Butler, which sponsors 19 sports, nine for men and 10 for women, has had recent Olympic sports success in multiple trips to the NCAA men’s soccer sweet 16, NCAA appearances by the Bulldog baseball team and a national championship caliber cross country team.
One of the most successful programs in college athletics, VCU’s men’s tennis team has made 16 NCAA tournament appearances, and finished in the Top 25 rankings for 17 years. The women’s tennis team has 12 NCAA appearances and seven other VCU Olympic Sports have made multiple NCAA Championship appearances in recent years. This includes the Rams’ golf, men’s soccer and baseball teams, which have combined for 23 NCAA appearances.
Of course, the Bulldogs and Rams are in the A-10 is because of men’s basketball.
VCU went to the Final Four in 2011, Butler in 2009 and 2010.
VCU has made 11 total trips to the NCAA Tournament with four of those coming in the last six years. The Bulldogs have been to the NCAA Tournament in five of the past six years and have advanced past the first weekend in three of those years. Butler has 11 trips to the NCAA Tournament in all, and in five of those the Bulldogs have advanced to the Sweet 16 or beyond. Eight of those 11 trips have come since 2000.
That has led some, including McGlade, to call the A-10 the premiere non-BCS conference in America, rivaled only by the Mountain West.
“It’s not a new pitch. It’s a consistent pitch,” McGlade said. “The history of our success in men’s basketball programs in the regular season and the post season invited in at-large numbers in the NCAA and NIT and being successful in those tournaments is striking. The academic successes of these schools on national ranking scales is also, to me, very impressive.”

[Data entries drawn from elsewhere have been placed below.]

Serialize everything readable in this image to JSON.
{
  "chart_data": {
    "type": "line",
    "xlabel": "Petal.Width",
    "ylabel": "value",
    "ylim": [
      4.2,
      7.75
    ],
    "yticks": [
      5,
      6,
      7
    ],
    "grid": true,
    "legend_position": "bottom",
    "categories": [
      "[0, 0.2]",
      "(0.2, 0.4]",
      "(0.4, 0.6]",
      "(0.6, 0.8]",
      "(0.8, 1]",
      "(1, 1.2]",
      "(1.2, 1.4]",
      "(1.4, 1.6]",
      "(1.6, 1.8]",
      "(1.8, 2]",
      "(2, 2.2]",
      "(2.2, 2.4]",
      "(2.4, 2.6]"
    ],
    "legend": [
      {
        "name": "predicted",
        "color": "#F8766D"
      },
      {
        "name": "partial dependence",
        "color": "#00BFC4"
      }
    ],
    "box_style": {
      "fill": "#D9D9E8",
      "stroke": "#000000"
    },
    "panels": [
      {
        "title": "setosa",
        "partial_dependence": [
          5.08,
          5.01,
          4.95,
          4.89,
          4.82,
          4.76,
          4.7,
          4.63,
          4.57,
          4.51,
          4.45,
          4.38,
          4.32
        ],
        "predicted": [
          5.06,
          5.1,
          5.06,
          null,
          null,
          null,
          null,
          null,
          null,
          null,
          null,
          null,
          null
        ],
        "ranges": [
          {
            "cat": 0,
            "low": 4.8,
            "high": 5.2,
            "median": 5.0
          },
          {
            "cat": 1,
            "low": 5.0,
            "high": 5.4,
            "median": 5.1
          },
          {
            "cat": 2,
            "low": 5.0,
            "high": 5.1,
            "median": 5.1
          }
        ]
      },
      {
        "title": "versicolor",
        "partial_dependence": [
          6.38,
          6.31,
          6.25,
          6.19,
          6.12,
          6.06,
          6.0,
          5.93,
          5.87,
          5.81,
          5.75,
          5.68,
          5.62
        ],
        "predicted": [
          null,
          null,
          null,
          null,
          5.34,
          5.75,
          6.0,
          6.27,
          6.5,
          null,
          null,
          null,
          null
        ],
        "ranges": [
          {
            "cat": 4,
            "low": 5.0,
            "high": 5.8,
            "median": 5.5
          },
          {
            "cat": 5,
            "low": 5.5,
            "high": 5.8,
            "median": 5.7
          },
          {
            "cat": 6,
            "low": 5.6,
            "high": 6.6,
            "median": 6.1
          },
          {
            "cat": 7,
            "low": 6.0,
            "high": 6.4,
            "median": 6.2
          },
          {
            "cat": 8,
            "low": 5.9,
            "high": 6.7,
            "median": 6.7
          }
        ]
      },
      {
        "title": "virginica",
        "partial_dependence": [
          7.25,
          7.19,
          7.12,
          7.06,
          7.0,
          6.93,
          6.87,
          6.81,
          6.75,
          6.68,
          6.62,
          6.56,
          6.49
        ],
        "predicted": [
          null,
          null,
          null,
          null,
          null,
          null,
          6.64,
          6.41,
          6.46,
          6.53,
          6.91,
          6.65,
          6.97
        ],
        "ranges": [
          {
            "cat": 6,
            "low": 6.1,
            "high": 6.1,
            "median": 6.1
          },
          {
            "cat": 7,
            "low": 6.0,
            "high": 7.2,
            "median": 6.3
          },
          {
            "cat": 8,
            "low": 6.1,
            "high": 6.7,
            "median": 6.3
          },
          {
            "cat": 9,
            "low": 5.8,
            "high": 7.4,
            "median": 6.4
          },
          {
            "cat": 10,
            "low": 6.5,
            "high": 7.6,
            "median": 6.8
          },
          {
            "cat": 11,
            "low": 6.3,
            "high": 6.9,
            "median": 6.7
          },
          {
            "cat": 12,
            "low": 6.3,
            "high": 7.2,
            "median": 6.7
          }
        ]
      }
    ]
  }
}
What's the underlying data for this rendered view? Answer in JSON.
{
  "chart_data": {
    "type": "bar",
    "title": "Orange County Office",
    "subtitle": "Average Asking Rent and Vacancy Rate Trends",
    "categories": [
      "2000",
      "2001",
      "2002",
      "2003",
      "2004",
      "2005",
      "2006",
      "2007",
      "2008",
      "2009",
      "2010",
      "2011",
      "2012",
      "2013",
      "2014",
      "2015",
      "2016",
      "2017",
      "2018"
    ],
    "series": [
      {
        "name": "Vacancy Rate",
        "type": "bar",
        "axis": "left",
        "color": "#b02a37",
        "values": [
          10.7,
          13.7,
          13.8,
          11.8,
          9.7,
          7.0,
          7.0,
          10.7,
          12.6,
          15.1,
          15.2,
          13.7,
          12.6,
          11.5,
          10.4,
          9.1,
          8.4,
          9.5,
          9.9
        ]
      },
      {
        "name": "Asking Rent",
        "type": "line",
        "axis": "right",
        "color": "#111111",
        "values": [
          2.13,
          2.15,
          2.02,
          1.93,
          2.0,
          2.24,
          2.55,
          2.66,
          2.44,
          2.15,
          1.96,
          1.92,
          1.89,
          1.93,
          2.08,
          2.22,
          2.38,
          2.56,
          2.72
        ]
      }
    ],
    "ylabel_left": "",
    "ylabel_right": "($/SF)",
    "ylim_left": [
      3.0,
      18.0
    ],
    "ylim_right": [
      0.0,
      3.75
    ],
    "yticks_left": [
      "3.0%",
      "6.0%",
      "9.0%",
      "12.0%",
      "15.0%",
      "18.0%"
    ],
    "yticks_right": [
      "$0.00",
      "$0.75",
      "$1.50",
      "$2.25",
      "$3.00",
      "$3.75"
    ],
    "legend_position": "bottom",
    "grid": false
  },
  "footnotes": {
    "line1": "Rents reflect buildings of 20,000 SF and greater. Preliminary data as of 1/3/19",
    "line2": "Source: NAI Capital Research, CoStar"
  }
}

ESPN senior basketball writer Andy Katz notes that the losses of Charlotte and Temple are minor in comparison to the additions of Butler and VCU.
“The loss of Charlotte means little,” Katz said. “Temple is a major hit because the Owls had been an elite member of the league for so long. But the league doesn’t lose Philadelphia with Saint Joseph’s and La Salle still in play.
“[But], the league picked up the two best non-football playing basketball schools on the market. The pickup of Butler and VCU rivals the Big East’s scoop of Memphis and Temple.”
And so, the A-10 moves forward in 2012-13 as the largest and perhaps most promising league in the nation. The conference tournament moves to Brooklyn, New York in March, and the conference may send a historic number of teams to the NCAA Tournament.